Segnalata per la prima volta nel 2012, questa specie invasiva è cresciuta in modo esponenziale durante l'estate 2015. L'assessore all'agricoltura: "Stiamo monitorando la situazione"

E' allarme in Emilia Romagna per la presenza della "cimice asiatica", una specie invasiva in grado di produrre danni alle produzioni agricole (alberi da frutto in particolare) e alle piante ornamentali. 

Halyomorpha halys è stata segnalata per la prima volta in Emilia-Romagna nel 2012, ma solo durante l'estate 2015 è cresciuta in modo esponenziale, causando danni alla produzione agricola soprattutto nel Modenese. La sua presenza è stata attestata anche in provincia di Reggio Emilia e di Bologna.

Altri focolai sono stati riscontrati in Lombardia e in Piemonte.

L'insetto si presenta di colore marmorizzato grigio-marrone ed è lungo tra i 12 e i 17 millimetri.

L'assessore regionale all'Agricoltura dell'Emilia Romagna, Simona Caselli è intervenuta oggi per fare chiarezza: "Stiamo seguendo con attenzione l'evolversi della situazione attraverso i tecnici del Servizio fitosanitario regionale. Oltre al monitoraggio, stiamo supportando gli agricoltori nell'individuare le più efficaci misure di contrasto, mentre ho già provveduto a scrivere ai ministri delle Politiche agricole Martina e dell'Ambiente Galletti, per valutare anche azioni a livello nazionale, tra cui la possibilità di introdurre un antagonista naturale.

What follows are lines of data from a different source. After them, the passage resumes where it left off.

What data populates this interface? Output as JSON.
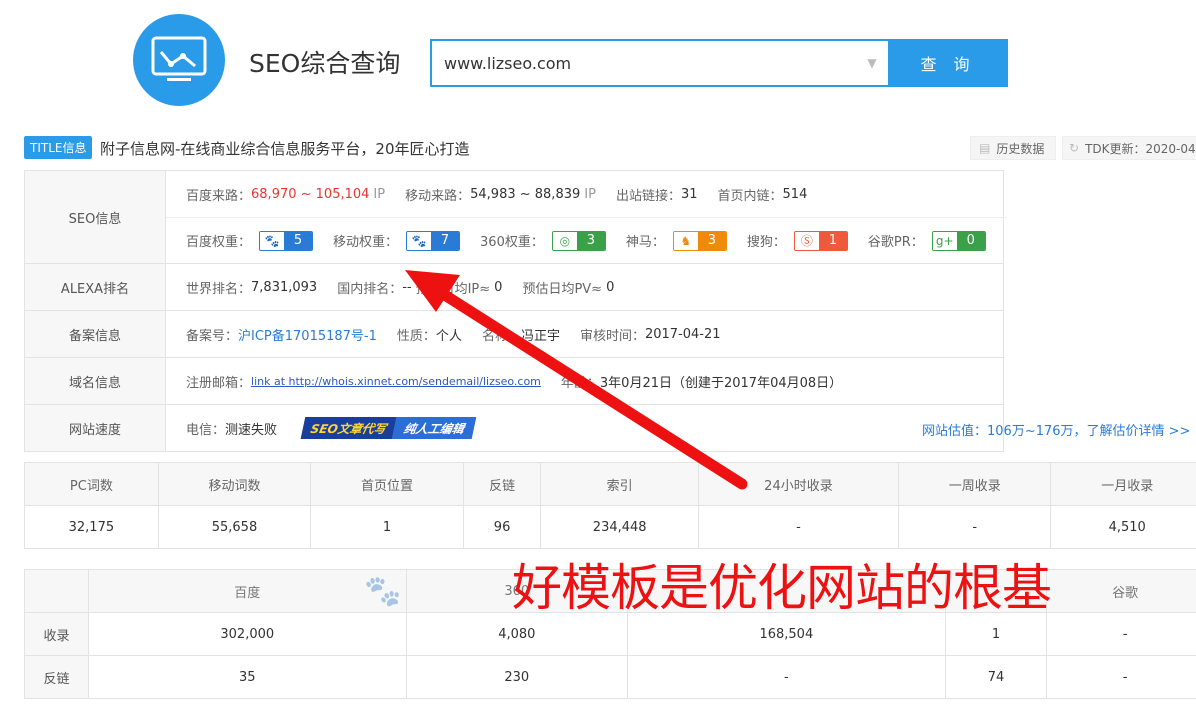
{
  "header": {
    "site_title": "SEO综合查询",
    "search_value": "www.lizseo.com",
    "search_button": "查 询"
  },
  "title_row": {
    "badge": "TITLE信息",
    "text": "附子信息网-在线商业综合信息服务平台，20年匠心打造",
    "history_btn": "历史数据",
    "tdk_btn": "TDK更新：2020-04"
  },
  "seo_info": {
    "label": "SEO信息",
    "baidu_traffic_label": "百度来路：",
    "baidu_traffic_value": "68,970 ~ 105,104",
    "ip1": "IP",
    "mobile_traffic_label": "移动来路：",
    "mobile_traffic_value": "54,983 ~ 88,839",
    "ip2": "IP",
    "outlinks_label": "出站链接：",
    "outlinks_value": "31",
    "homepage_links_label": "首页内链：",
    "homepage_links_value": "514",
    "weights": [
      {
        "label": "百度权重：",
        "value": "5",
        "color": "#2a7bd6",
        "icon": "paw-icon"
      },
      {
        "label": "移动权重：",
        "value": "7",
        "color": "#2a7bd6",
        "icon": "paw-icon"
      },
      {
        "label": "360权重：",
        "value": "3",
        "color": "#3aa148",
        "icon": "360-icon"
      },
      {
        "label": "神马：",
        "value": "3",
        "color": "#f08a0b",
        "icon": "shenma-icon"
      },
      {
        "label": "搜狗：",
        "value": "1",
        "color": "#ef5a3c",
        "icon": "sogou-icon"
      },
      {
        "label": "谷歌PR：",
        "value": "0",
        "color": "#3aa148",
        "icon": "google-plus-icon"
      }
    ]
  },
  "alexa": {
    "label": "ALEXA排名",
    "world_label": "世界排名：",
    "world_value": "7,831,093",
    "domestic_label": "国内排名：",
    "domestic_value": "--",
    "daily_ip_label": "预估日均IP≈",
    "daily_ip_value": "0",
    "daily_pv_label": "预估日均PV≈",
    "daily_pv_value": "0"
  },
  "icp": {
    "label": "备案信息",
    "number_label": "备案号：",
    "number_value": "沪ICP备17015187号-1",
    "nature_label": "性质：",
    "nature_value": "个人",
    "name_label": "名称：",
    "name_value": "冯正宇",
    "review_label": "审核时间：",
    "review_value": "2017-04-21"
  },
  "domain": {
    "label": "域名信息",
    "email_label": "注册邮箱：",
    "email_value": "link at http://whois.xinnet.com/sendemail/lizseo.com",
    "age_label": "年龄：",
    "age_value": "3年0月21日（创建于2017年04月08日）"
  },
  "speed": {
    "label": "网站速度",
    "telecom_label": "电信：",
    "telecom_value": "测速失败",
    "banner_part1": "SEO文章代写",
    "banner_part2": "纯人工编辑",
    "valuation": "网站估值：106万~176万，了解估价详情 >>"
  },
  "stats": {
    "headers": [
      "PC词数",
      "移动词数",
      "首页位置",
      "反链",
      "索引",
      "24小时收录",
      "一周收录",
      "一月收录"
    ],
    "values": [
      "32,175",
      "55,658",
      "1",
      "96",
      "234,448",
      "-",
      "-",
      "4,510"
    ]
  },
  "engines": {
    "headers": [
      "百度",
      "360",
      "",
      "",
      "谷歌"
    ],
    "rows": [
      {
        "label": "收录",
        "values": [
          "302,000",
          "4,080",
          "168,504",
          "1",
          "-"
        ]
      },
      {
        "label": "反链",
        "values": [
          "35",
          "230",
          "-",
          "74",
          "-"
        ]
      }
    ]
  },
  "overlay": {
    "text": "好模板是优化网站的根基"
  },
  "colors": {
    "accent": "#2a9be8",
    "traffic_red": "#ee3333",
    "overlay_red": "#ee1111"
  }
}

Come Regione stiamo anche predisponendo un depliant informativo per i cittadini". 

Per fronteggiare questa nuova emergenza, il Servizio fitosanitario regionale ha già concesso alcune deroghe per poter impiegare prodotti dotati di una adeguata attività nei confronti della cimice asiatica.

E' inoltre in corso uno studio dell'Università di Modena e Reggio, dei Consorzi fitosanitari regionali e del Servizio fitosanitario dell'Emilia-Romagna per individuare strategie di controllo sostenibile che vadano oltre la fase tampone iniziale.

Oltre a sostenere l'attività di ricerca, la Regione sta predisponendo un pieghevole che verrà diffuso tra la popolazione per indicare le misure più idonee a fronteggiare la cimice asiatica anche all'interno delle abitazioni, dove può trovare rifugio durante la stagione invernale.

Va precisato che l'insetto non punge, non trasmette malattie né all'uomo né agli animali e il fastidio che può provocare alla cittadinanza è rappresentato, oltre che dal caratteristico odore, dalla sua abitudine ad aggregarsi in grandi numeri all'interno delle strutture anche residenziali, limitrofe alle zone colpite.